VR evidence removes that disconnect by showing how real shoppers respond to real shelves in a controlled virtual environment. It delivers measurable insight both parties can understand.
Benefits of VR evidence
- Neutral testing ground. Both parties view the same environment, eliminating bias.
- Fast comparison. Multiple layouts can be tested within hours.
- Statistical reliability. Diverse global panels ensure robust results.
- Visual reporting. Heatmaps and replays make complex data easy to interpret.
- Collaborative mindset. Evidence replaces argument, reducing tension in negotiations.
By quantifying shopper attention and purchase behaviour, VR provides clarity. It identifies which facings drive visibility, which layouts improve navigation and how placement affects sales potential.
Both sides gain confidence in the result. Retailers can make decisions based on efficiency and performance. Suppliers can justify their requests with data.
A Typical VR Retail Usage Scenario
Consider a retailer and a major beverage supplier disagreeing over how much shelf space to allocate to energy drinks within the broader soft drinks category.
- The supplier argues that recent campaigns justify more space.
- The retailer insists that sales velocity does not support expansion.
StoreLab’s VR study creates three versions of the shelf:
- The existing layout.
- The supplier’s proposed expansion.
- A balanced version optimised for flow and visibility.
Respondents enter a virtual store wearing eye-tracking headsets. The data reveals that while the supplier’s layout increases brand visibility, the balanced version achieves better navigation and higher overall category purchase intent.
The parties agree to adopt the balanced version. The decision is grounded in measurable results, not negotiation leverage. Both retailer and supplier benefit from improved performance and trust.
Benefits for Retailers and Suppliers
VR-based shelf testing delivers clear advantages for both groups involved in category management.
VR shelf testing benefits for Retailers:
Objective validation of planograms before launch.
Data to justify space allocations in supplier meetings.
Reduced cost and time through digital simulation.
Improved category results driven by shopper evidence.
VR shelf testing benefits for Suppliers:
Independent data to support requests for visibility or facings.
Insights into how packaging, branding and messaging perform in context.
Better collaboration with retailers based on shared goals.
Stronger relationships through transparency and trust.
VR research replaces friction with collaboration.

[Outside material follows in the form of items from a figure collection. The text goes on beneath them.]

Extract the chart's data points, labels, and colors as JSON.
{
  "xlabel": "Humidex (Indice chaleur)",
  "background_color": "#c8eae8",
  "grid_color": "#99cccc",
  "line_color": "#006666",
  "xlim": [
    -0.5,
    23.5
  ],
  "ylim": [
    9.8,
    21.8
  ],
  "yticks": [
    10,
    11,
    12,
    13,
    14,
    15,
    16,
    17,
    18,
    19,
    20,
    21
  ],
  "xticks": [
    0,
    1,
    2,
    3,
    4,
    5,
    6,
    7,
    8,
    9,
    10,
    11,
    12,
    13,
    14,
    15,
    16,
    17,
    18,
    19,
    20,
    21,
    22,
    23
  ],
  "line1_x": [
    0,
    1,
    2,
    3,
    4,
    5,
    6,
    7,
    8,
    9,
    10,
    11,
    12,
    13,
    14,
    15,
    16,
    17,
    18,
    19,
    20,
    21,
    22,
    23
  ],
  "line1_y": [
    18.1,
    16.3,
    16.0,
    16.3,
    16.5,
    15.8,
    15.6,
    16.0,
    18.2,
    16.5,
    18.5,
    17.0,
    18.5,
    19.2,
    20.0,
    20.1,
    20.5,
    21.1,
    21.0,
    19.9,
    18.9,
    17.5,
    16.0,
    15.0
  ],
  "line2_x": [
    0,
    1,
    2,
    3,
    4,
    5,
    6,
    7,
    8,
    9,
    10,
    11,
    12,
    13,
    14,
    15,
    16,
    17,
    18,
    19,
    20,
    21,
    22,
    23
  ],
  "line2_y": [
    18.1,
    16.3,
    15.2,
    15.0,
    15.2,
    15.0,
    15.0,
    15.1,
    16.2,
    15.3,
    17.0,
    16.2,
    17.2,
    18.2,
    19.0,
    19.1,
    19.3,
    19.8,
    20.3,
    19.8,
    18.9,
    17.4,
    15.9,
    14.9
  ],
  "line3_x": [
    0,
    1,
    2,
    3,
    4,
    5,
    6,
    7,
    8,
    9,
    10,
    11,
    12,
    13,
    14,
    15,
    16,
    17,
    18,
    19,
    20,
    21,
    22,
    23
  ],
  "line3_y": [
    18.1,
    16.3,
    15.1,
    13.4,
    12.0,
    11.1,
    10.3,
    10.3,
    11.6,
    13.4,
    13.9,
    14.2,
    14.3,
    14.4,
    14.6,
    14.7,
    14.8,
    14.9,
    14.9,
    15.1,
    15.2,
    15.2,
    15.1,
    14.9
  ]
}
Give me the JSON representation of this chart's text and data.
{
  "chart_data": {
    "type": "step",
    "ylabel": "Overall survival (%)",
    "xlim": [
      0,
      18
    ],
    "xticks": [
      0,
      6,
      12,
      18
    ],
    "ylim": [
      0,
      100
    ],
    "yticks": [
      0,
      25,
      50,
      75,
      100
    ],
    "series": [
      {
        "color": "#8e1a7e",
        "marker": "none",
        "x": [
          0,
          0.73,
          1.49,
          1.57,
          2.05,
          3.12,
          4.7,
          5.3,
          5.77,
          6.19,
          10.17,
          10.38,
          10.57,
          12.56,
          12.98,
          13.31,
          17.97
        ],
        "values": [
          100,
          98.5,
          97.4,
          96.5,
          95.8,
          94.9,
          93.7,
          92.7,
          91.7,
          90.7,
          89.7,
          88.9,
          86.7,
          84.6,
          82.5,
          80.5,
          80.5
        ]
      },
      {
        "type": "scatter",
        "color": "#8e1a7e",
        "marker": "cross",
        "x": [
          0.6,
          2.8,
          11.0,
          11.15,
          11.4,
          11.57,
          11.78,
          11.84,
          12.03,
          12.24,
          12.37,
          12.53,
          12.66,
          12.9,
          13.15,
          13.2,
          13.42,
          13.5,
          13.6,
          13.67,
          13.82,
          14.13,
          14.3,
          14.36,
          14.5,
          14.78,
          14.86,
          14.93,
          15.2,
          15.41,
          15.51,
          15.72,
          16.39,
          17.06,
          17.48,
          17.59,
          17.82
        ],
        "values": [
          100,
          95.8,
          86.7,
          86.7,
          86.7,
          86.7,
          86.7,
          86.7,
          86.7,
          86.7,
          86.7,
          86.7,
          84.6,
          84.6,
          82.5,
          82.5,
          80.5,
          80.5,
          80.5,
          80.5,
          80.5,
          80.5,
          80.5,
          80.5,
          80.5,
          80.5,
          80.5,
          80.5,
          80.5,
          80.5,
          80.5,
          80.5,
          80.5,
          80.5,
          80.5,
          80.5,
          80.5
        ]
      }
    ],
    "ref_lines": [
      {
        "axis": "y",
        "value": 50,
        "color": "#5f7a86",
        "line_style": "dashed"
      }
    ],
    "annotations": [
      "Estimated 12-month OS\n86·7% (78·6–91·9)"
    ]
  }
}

It supports category growth through decisions that serve both business and shopper.
Reliable Data, Shared Confidence
StoreLab Research combines behavioural science with cutting-edge technology. Its methodology captures every layer of shopper behaviour: where people look, how long they engage and what they choose to buy.
Eye-tracking, dwell time and survey results are integrated into a single reporting platform. Respondent panels cover diverse demographics across Asia-Pacific and global markets. Retailers and suppliers can target the exact audience relevant to their category, whether grocery, pharmacy or convenience.
The findings are delivered through interactive dashboards and visual reports. Complex data becomes easy to interpret and share across commercial, merchandising and insights teams. Both sides work from the same foundation of fact, reducing confusion and miscommunication.
Building Better Partnerships Through Shared Evidence
VR-based research also supports long-term strategy. Each study adds to a growing body of knowledge that informs future category reviews and product development. Over time, both parties build a shared evidence library that drives continuous improvement.
As virtual testing becomes more common, shelf disputes will increasingly give way to transparent, evidence-led decisions. This approach reduces delays, fosters trust and ensures every layout benefits the most important stakeholder of all: the shopper.